In [1]:
# Loading the cleanned train and test sets
import gensim
import pandas as pd
import numpy as np

x_train = pd.read_csv('x_train.csv')
y_train = pd.read_csv('y_train.csv')
x_test = pd.read_csv('x_test.csv')
y_test = pd.read_csv('y_test.csv')

In [2]:
# Creating tagged document vectots to prepare to train and test the model
tagged_docs_train = [gensim.models.doc2vec.TaggedDocument(v, [i]) for i, v in enumerate(x_train['cleanned_text'])]
tagged_docs_test = [gensim.models.doc2vec.TaggedDocument(v, [i]) for i, v in enumerate(x_test['cleanned_text'])]

# Train a doc2vec model
d2v_model = gensim.models.Doc2Vec(tagged_docs_train,
                                vector_size = 100,
                                window = 5,
                                min_count = 2)

In [3]:
# Infer the vectors to be used in trainging and testing
train_vectors = [d2v_model.infer_vector(eval(v.words)) for v in tagged_docs_train]
test_vectors = [d2v_model.infer_vector(eval(v.words)) for v in tagged_docs_test]

In [4]:
# Fit a Random Forst classifier over the training set vectors
from sklearn.ensemble import RandomForestClassifier

rfc = RandomForestClassifier()
rfc_model = rfc.fit(train_vectors, y_train.values.ravel())

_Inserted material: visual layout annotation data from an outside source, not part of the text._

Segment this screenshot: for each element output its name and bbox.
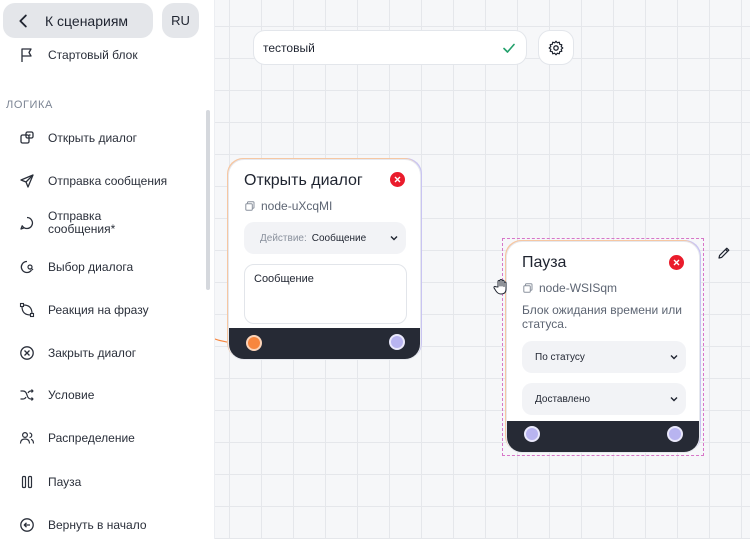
node-delete-button[interactable]: [390, 172, 405, 187]
sidebar-item-label: Вернуть в начало: [48, 517, 147, 532]
node-title: Открыть диалог: [244, 172, 363, 189]
pause-mode-select[interactable]: По статусу: [522, 341, 686, 373]
sidebar-item-return-start[interactable]: Вернуть в начало: [0, 516, 205, 534]
close-icon: [394, 176, 401, 183]
action-label: Действие:: [260, 232, 307, 244]
back-to-scenarios-button[interactable]: К сценариям: [3, 3, 153, 38]
sidebar-item-send-message-alt[interactable]: Отправка сообщения*: [0, 209, 205, 237]
gear-icon: [548, 40, 564, 55]
node-id-text: node-uXcqMI: [261, 199, 333, 213]
status-select[interactable]: Доставлено: [522, 383, 686, 415]
chat-bubble-icon: [20, 216, 34, 230]
input-port[interactable]: [524, 426, 540, 442]
hand-cursor-icon: [493, 279, 507, 295]
shuffle-icon: [20, 389, 34, 401]
flag-icon: [21, 48, 32, 62]
sidebar-item-label: Открыть диалог: [48, 130, 138, 145]
sidebar-item-start-block[interactable]: Стартовый блок: [0, 46, 205, 64]
sidebar-item-open-dialog[interactable]: Открыть диалог: [0, 129, 205, 147]
status-value: Доставлено: [535, 393, 591, 405]
sidebar-item-label: Условие: [48, 387, 95, 402]
sidebar-item-label: Стартовый блок: [48, 47, 138, 62]
sidebar-item-label: Закрыть диалог: [48, 345, 137, 360]
sidebar-scrollbar[interactable]: [206, 110, 210, 290]
copy-icon: [245, 201, 255, 211]
sidebar-item-label: Пауза: [48, 474, 82, 489]
chevron-down-icon: [390, 236, 398, 241]
input-port[interactable]: [246, 335, 262, 351]
node-open-dialog[interactable]: Открыть диалог node-uXcqMI Действие: Соо…: [228, 159, 421, 360]
sidebar-item-phrase-reaction[interactable]: Реакция на фразу: [0, 301, 205, 319]
sidebar-item-close-dialog[interactable]: Закрыть диалог: [0, 344, 205, 362]
chevron-down-icon: [670, 397, 678, 402]
return-icon: [20, 518, 34, 532]
close-circle-icon: [20, 346, 34, 360]
scenario-name-input[interactable]: тестовый: [253, 30, 527, 65]
node-footer: [507, 421, 699, 452]
node-delete-button[interactable]: [669, 255, 684, 270]
chat-search-icon: [20, 260, 34, 274]
chevron-left-icon: [19, 14, 27, 27]
send-icon: [20, 174, 34, 188]
action-select[interactable]: Действие: Сообщение: [244, 222, 406, 254]
pause-mode-value: По статусу: [535, 351, 585, 363]
sidebar-item-label: Выбор диалога: [48, 259, 134, 274]
node-id-text: node-WSISqm: [539, 281, 618, 295]
check-icon[interactable]: [502, 41, 516, 55]
message-textarea[interactable]: Сообщение: [244, 264, 407, 324]
sidebar-item-condition[interactable]: Условие: [0, 386, 205, 404]
settings-button[interactable]: [538, 30, 574, 65]
vector-path-icon: [19, 302, 35, 318]
edit-pencil-icon[interactable]: [716, 245, 732, 261]
node-id[interactable]: node-WSISqm: [523, 281, 617, 295]
sidebar-item-pause[interactable]: Пауза: [0, 473, 205, 491]
close-icon: [673, 259, 680, 266]
sidebar-item-label: Отправка сообщения*: [48, 209, 116, 236]
node-pause[interactable]: Пауза node-WSISqm Блок ожидания времени …: [506, 241, 700, 453]
node-id[interactable]: node-uXcqMI: [245, 199, 332, 213]
sidebar-item-label: Реакция на фразу: [48, 302, 149, 317]
sidebar-item-label: Отправка сообщения: [48, 173, 168, 188]
language-button[interactable]: RU: [162, 3, 199, 38]
open-dialog-icon: [20, 131, 34, 144]
action-value: Сообщение: [311, 232, 367, 244]
pause-icon: [21, 475, 33, 489]
section-title-logic: ЛОГИКА: [6, 99, 53, 111]
node-description: Блок ожидания времени или статуса.: [522, 303, 682, 331]
sidebar-item-send-message[interactable]: Отправка сообщения: [0, 172, 205, 190]
sidebar-item-label: Распределение: [48, 430, 135, 445]
chevron-down-icon: [670, 355, 678, 360]
back-label: К сценариям: [45, 12, 129, 29]
node-footer: [229, 328, 420, 359]
sidebar-item-distribution[interactable]: Распределение: [0, 429, 205, 447]
scenario-name-value: тестовый: [263, 40, 315, 55]
sidebar-item-select-dialog[interactable]: Выбор диалога: [0, 258, 205, 276]
output-port[interactable]: [389, 334, 405, 350]
sidebar: К сценариям RU Стартовый блок ЛОГИКА Отк…: [0, 0, 215, 539]
users-icon: [19, 431, 35, 444]
copy-icon: [523, 283, 533, 293]
output-port[interactable]: [667, 426, 683, 442]
node-title: Пауза: [522, 254, 567, 271]
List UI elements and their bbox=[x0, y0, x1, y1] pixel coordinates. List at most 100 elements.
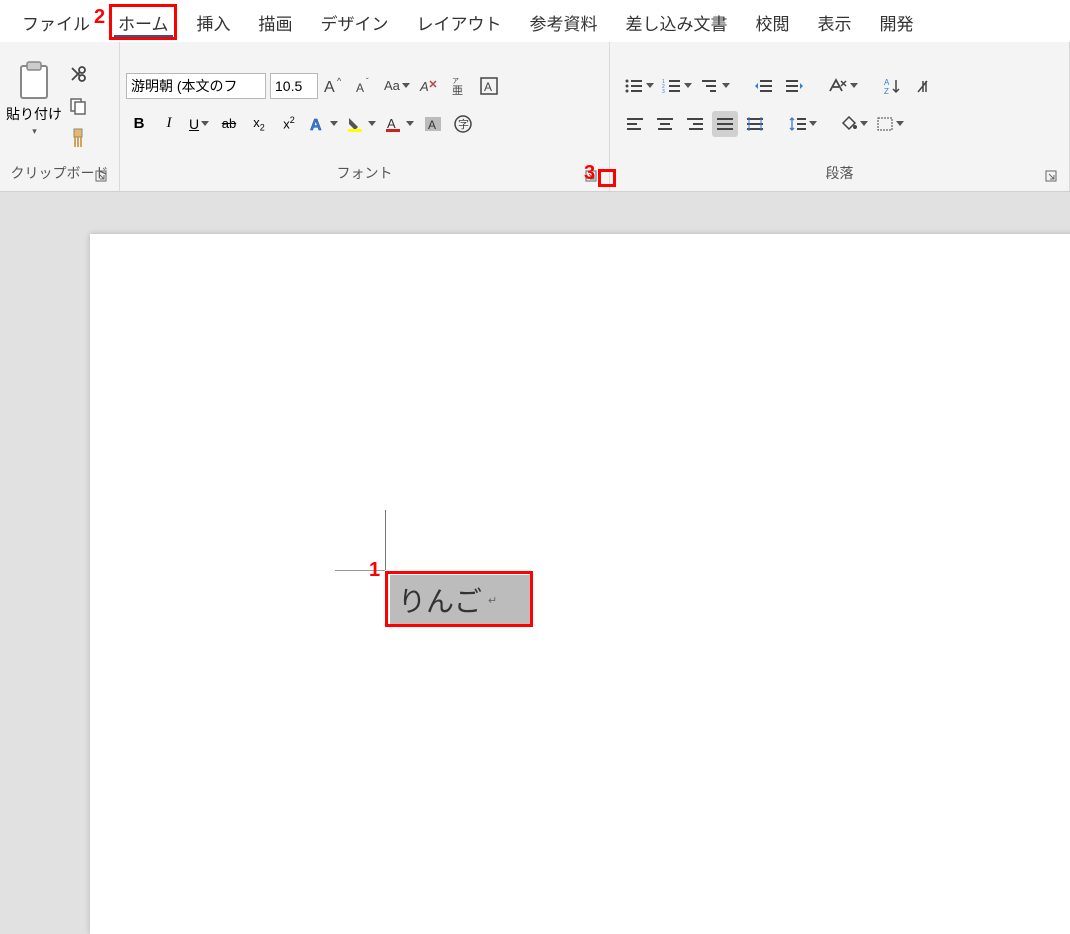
tab-file[interactable]: ファイル bbox=[8, 2, 104, 41]
selected-text-content: りんご bbox=[398, 580, 482, 620]
annotation-3: 3 bbox=[584, 162, 595, 185]
text-effects-icon: A bbox=[308, 115, 328, 133]
svg-text:A: A bbox=[428, 118, 436, 132]
group-label-font: フォント bbox=[126, 159, 603, 189]
document-page[interactable] bbox=[90, 234, 1070, 934]
line-spacing-button[interactable] bbox=[787, 111, 819, 137]
paste-label: 貼り付け bbox=[6, 104, 62, 124]
char-shading-button[interactable]: A bbox=[420, 111, 446, 137]
decrease-indent-button[interactable] bbox=[751, 73, 777, 99]
increase-indent-button[interactable] bbox=[781, 73, 807, 99]
underline-button[interactable]: U bbox=[186, 111, 212, 137]
scissors-icon bbox=[68, 64, 88, 84]
cut-button[interactable] bbox=[66, 62, 90, 86]
borders-icon bbox=[876, 116, 894, 132]
borders-button[interactable] bbox=[874, 111, 906, 137]
svg-text:A: A bbox=[484, 80, 492, 94]
distribute-button[interactable] bbox=[742, 111, 768, 137]
tab-mailings[interactable]: 差し込み文書 bbox=[612, 2, 742, 41]
char-border-icon: A bbox=[479, 76, 499, 96]
numbered-list-button[interactable]: 123 bbox=[660, 73, 694, 99]
annotation-1: 1 bbox=[369, 559, 380, 582]
align-center-button[interactable] bbox=[652, 111, 678, 137]
tab-references[interactable]: 参考資料 bbox=[516, 2, 612, 41]
svg-text:字: 字 bbox=[458, 117, 469, 131]
multilevel-list-button[interactable] bbox=[698, 73, 732, 99]
selected-text[interactable]: りんご ↵ bbox=[390, 575, 530, 625]
phonetic-guide-button[interactable]: ア亜 bbox=[446, 73, 472, 99]
shading-button[interactable] bbox=[838, 111, 870, 137]
group-label-paragraph: 段落 bbox=[616, 159, 1063, 189]
menu-bar: ファイル ホーム 挿入 描画 デザイン レイアウト 参考資料 差し込み文書 校閲… bbox=[0, 0, 1070, 42]
align-right-button[interactable] bbox=[682, 111, 708, 137]
subscript-button[interactable]: x2 bbox=[246, 111, 272, 137]
format-painter-button[interactable] bbox=[66, 126, 90, 150]
bullets-icon bbox=[624, 78, 644, 94]
bullet-list-button[interactable] bbox=[622, 73, 656, 99]
svg-text:3: 3 bbox=[662, 89, 665, 94]
tab-review[interactable]: 校閲 bbox=[742, 2, 804, 41]
paintbrush-icon bbox=[68, 127, 88, 149]
svg-text:A: A bbox=[419, 79, 429, 94]
strike-icon: ab bbox=[222, 116, 236, 131]
tab-layout[interactable]: レイアウト bbox=[403, 2, 516, 41]
superscript-icon: x2 bbox=[283, 115, 295, 131]
increase-font-button[interactable]: A^ bbox=[322, 73, 348, 99]
change-case-button[interactable]: Aa bbox=[382, 73, 412, 99]
enclose-char-button[interactable]: 字 bbox=[450, 111, 476, 137]
paste-button[interactable]: 貼り付け ▾ bbox=[6, 60, 62, 137]
clipboard-launcher[interactable] bbox=[93, 168, 109, 184]
launcher-icon bbox=[95, 170, 107, 182]
font-color-icon: A bbox=[384, 115, 404, 133]
text-effects-button[interactable]: A bbox=[306, 111, 340, 137]
clipboard-icon bbox=[13, 60, 55, 102]
superscript-button[interactable]: x2 bbox=[276, 111, 302, 137]
asian-layout-icon bbox=[828, 77, 848, 95]
bold-button[interactable]: B bbox=[126, 111, 152, 137]
sort-button[interactable]: AZ bbox=[879, 73, 905, 99]
subscript-icon: x2 bbox=[253, 115, 265, 133]
outdent-icon bbox=[754, 78, 774, 94]
clear-format-icon: A bbox=[419, 76, 439, 96]
paragraph-launcher[interactable] bbox=[1043, 168, 1059, 184]
asian-layout-button[interactable] bbox=[826, 73, 860, 99]
tab-home[interactable]: ホーム bbox=[104, 2, 183, 41]
increase-font-icon: A^ bbox=[324, 76, 346, 96]
group-clipboard: 貼り付け ▾ クリップボード bbox=[0, 42, 120, 191]
show-marks-button[interactable] bbox=[909, 73, 935, 99]
enclose-icon: 字 bbox=[453, 114, 473, 134]
highlighter-icon bbox=[346, 115, 366, 133]
numbers-icon: 123 bbox=[662, 78, 682, 94]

# Predicting labels for the test set and evaluating the output
y_pred = rfc_model.predict(test_vectors)

from sklearn.metrics import precision_score, recall_score

precision = precision_score(y_test, y_pred)
recall = recall_score(y_test, y_pred)
print('Precision: {} / Recall: {} / Accuracy: {}'.format(round(precision, 3), 
                                                  round(recall, 3), round((y_pred == y_test['label']).sum()/len(y_pred), 3)))

Precision: 0.925 / Recall: 0.385 / Accuracy: 0.907


In [None]:
# The Doc_2_Vec results are better than those by the Word_2_Vec model in all the 3 precision, recall and accuracy
# metrics which is normal considering the Word_2_Vec's drawback with averaging word vectors for each text message.
# However, the model has not beaten the TFIDF model. So far, adding more complexity to the model, which is the case
# with both Word_2_Vec and Doc_2_Vec models, has not resulted in any improvement to the TFIDF model.